All of these methods to lose weight, however, are only tools to assist you as you ‘battle the bulge’. Nothing, not even the best diet pills or most costly surgery will do all the work of losing weight for you – you still have to do your part. Your responsibility as someone who not only wants to lose weight, but wants long-term weight management is to make healthy adjustments to your lifestyle. This may include educating yourself about healthy eating and nutrition, learning how to exercise safely and effectively, and addressing any emotional aspects of your relationship with food and eating that may have been a contributing factor to your weight gain.

Weight management following weight loss is not complicated – all you need to do is consume a calorie-controlled diet and get regular exercise. It sounds pretty simple, so why is the success rate of weight management so low? The two main reasons are the inability to stay motivated over the long term, and a belief that dieting has an end goal rather than seeing it as a permanent lifestyle change. Weight management requires modifying behaviors around food and activity. The good news is that it takes less calories to lose weight than it does to maintain it and you can adjust your diet accordingly.

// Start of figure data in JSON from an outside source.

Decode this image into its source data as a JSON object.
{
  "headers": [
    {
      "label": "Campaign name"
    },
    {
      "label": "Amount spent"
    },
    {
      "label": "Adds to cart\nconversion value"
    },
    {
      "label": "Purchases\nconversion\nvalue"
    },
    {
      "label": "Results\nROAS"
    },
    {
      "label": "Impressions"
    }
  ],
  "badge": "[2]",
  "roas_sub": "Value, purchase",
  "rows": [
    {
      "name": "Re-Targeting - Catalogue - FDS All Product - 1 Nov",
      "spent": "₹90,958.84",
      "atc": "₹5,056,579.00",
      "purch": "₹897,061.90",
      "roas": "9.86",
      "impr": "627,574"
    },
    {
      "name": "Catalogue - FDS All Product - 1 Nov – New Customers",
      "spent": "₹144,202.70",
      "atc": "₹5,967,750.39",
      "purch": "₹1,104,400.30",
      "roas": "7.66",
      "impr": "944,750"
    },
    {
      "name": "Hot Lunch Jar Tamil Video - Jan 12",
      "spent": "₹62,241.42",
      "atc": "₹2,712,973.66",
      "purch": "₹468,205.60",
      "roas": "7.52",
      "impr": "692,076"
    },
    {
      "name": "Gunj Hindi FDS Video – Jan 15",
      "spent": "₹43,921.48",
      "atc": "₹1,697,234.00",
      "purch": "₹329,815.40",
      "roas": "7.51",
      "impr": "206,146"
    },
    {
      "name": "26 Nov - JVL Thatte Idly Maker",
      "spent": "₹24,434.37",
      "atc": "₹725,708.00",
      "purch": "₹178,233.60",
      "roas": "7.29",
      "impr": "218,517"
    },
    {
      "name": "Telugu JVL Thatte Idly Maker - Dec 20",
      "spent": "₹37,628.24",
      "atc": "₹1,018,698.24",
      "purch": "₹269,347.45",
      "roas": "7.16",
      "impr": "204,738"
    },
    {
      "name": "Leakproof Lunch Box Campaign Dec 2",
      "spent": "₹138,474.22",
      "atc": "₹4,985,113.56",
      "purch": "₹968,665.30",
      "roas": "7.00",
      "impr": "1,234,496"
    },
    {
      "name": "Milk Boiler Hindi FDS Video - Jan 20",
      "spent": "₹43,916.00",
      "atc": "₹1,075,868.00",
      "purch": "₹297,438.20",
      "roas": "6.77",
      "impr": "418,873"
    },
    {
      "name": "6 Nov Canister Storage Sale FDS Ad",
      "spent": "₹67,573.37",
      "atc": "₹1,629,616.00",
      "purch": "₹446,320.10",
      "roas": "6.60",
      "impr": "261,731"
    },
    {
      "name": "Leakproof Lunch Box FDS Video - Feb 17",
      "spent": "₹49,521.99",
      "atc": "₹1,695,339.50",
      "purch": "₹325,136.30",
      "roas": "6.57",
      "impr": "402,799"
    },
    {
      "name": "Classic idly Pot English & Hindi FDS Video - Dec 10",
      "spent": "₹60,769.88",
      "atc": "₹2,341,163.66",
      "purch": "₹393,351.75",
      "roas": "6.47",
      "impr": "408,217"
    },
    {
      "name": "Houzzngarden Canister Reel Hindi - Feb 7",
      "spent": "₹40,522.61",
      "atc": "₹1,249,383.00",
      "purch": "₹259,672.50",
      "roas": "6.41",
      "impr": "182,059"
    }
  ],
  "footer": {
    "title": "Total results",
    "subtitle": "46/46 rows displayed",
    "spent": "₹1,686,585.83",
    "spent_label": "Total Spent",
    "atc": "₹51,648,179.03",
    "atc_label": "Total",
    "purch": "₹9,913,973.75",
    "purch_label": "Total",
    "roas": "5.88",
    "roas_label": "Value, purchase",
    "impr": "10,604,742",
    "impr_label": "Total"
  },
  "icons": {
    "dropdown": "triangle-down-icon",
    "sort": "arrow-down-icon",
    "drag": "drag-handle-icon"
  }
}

Clinical studies have proven that the common denominators found amongst those who have successfully lost weight and have kept it off for a period longer than five years are:

–         high levels of activity

–         low-calorie, low-fat, portion-controlled meal plans

–         eating breakfast

–         developed and consistent eating patterns

–         they stayed motivated and did not cheat or fall off the wagon

The only truly good reason to lose weight should be to gain health despite social and cultural mores that would have you believe otherwise. Losing weight and achieving your weight loss goals is only half of your journey to a healthier you completed. The other half of your journey is weight management and keeping the weight off once it’s gone.